Em carta datada de 14 de janeiro de 1921 endereçada a Lima Barreto, Ranulpho Prata – que escrevia de Mirassol, interior de São Paulo, onde clinicava – lamentava não ter como escrever uma obra literária de cunho urbano como eram os contos de Histórias e Sonhos (1920), do autor carioca. Aos 24 anos, romancista e médico em início de carreira, tendo publicado apenas O Triunfo em 1918, Prata diz que gostaria de escrever da forma como Barreto representa "a gente e os costumes desse Rio infernal e delicioso". Mas o autor admitia que lhe faltava um ambiente urbano que lhe fornecesse matéria-prima de observação como não era possível no interior.
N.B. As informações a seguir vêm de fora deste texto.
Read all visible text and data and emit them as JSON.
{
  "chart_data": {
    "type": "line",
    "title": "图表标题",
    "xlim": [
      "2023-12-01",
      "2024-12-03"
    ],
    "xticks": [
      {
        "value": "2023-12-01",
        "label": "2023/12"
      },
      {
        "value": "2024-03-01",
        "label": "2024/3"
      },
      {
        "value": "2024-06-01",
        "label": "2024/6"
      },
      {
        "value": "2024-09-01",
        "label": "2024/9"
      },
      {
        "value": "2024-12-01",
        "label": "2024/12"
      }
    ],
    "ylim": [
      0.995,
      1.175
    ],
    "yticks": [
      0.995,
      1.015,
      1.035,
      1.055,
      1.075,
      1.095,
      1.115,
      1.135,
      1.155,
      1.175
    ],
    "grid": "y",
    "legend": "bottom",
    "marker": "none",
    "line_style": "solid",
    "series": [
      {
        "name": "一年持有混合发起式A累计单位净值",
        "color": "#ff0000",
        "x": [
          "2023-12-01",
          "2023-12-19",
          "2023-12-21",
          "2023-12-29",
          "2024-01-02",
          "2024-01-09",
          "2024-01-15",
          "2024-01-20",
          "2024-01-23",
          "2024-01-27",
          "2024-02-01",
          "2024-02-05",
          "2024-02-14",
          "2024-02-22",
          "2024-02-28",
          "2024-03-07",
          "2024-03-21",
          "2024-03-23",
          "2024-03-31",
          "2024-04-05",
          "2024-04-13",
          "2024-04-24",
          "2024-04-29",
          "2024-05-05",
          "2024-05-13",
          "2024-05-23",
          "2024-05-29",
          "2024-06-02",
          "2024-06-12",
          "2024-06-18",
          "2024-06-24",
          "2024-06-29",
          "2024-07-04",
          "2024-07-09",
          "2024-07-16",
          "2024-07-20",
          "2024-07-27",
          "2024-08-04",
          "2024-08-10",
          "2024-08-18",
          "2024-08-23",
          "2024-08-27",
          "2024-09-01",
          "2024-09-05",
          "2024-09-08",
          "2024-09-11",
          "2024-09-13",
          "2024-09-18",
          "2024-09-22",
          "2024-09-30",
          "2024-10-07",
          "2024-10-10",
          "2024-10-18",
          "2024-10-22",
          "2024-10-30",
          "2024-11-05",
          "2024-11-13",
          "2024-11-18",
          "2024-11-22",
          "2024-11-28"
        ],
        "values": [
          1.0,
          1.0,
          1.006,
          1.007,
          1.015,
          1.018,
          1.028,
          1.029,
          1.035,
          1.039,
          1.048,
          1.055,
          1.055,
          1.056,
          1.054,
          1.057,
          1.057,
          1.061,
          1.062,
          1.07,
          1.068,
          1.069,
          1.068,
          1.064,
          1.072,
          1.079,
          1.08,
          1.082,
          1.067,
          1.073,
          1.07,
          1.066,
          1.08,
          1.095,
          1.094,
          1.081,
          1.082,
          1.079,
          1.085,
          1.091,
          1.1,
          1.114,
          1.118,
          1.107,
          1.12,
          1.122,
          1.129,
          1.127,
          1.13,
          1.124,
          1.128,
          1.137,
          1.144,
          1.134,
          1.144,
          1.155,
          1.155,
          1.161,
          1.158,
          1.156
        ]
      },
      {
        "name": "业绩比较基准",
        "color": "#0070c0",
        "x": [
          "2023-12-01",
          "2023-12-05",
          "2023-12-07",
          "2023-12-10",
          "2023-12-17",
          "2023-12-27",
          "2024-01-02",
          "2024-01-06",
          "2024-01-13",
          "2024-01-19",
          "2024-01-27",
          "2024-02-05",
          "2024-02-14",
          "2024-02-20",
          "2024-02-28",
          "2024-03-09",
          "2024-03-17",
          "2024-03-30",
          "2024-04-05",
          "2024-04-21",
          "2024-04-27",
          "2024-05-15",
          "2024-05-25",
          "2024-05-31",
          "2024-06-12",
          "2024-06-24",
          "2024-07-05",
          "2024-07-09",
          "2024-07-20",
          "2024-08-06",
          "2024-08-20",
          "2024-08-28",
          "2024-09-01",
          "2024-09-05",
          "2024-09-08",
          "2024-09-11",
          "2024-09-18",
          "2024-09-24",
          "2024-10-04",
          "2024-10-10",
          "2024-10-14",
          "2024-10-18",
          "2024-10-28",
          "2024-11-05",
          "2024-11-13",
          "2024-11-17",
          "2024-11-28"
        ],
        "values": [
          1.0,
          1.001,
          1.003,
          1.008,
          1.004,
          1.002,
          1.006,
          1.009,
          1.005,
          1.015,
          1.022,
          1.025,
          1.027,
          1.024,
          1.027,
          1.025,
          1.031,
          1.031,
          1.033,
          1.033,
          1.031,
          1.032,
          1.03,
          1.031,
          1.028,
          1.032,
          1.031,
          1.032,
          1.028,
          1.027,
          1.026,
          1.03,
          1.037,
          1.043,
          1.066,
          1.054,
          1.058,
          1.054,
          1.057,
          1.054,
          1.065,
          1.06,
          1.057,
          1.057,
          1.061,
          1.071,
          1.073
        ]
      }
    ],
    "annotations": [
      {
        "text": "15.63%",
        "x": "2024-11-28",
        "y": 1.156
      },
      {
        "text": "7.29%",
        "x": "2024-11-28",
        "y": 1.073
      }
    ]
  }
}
A carta em que faz o lamento é uma das seis trocadas entre os dois (cinco escritas por Ranulpho Prata, uma por Lima Barreto) reunidas em um volume de correspondências do autor de Triste fim de Policarpo Quaresma [11]. O material revela um pouco da amizade entre os dois, que haviam se conhecido entre 1918 e 1919, período em que o sergipano nascido em 1896 em Lagarto, Sergipe, foi interno no Hospital do Exército, no qual o escritor carioca havia passado alguns períodos em recuperação (Ranulpho Hora Prata se formaria na Faculdade de Medicina da Universidade do Rio de Janeiro em 30 de dezembro de 1919) [12].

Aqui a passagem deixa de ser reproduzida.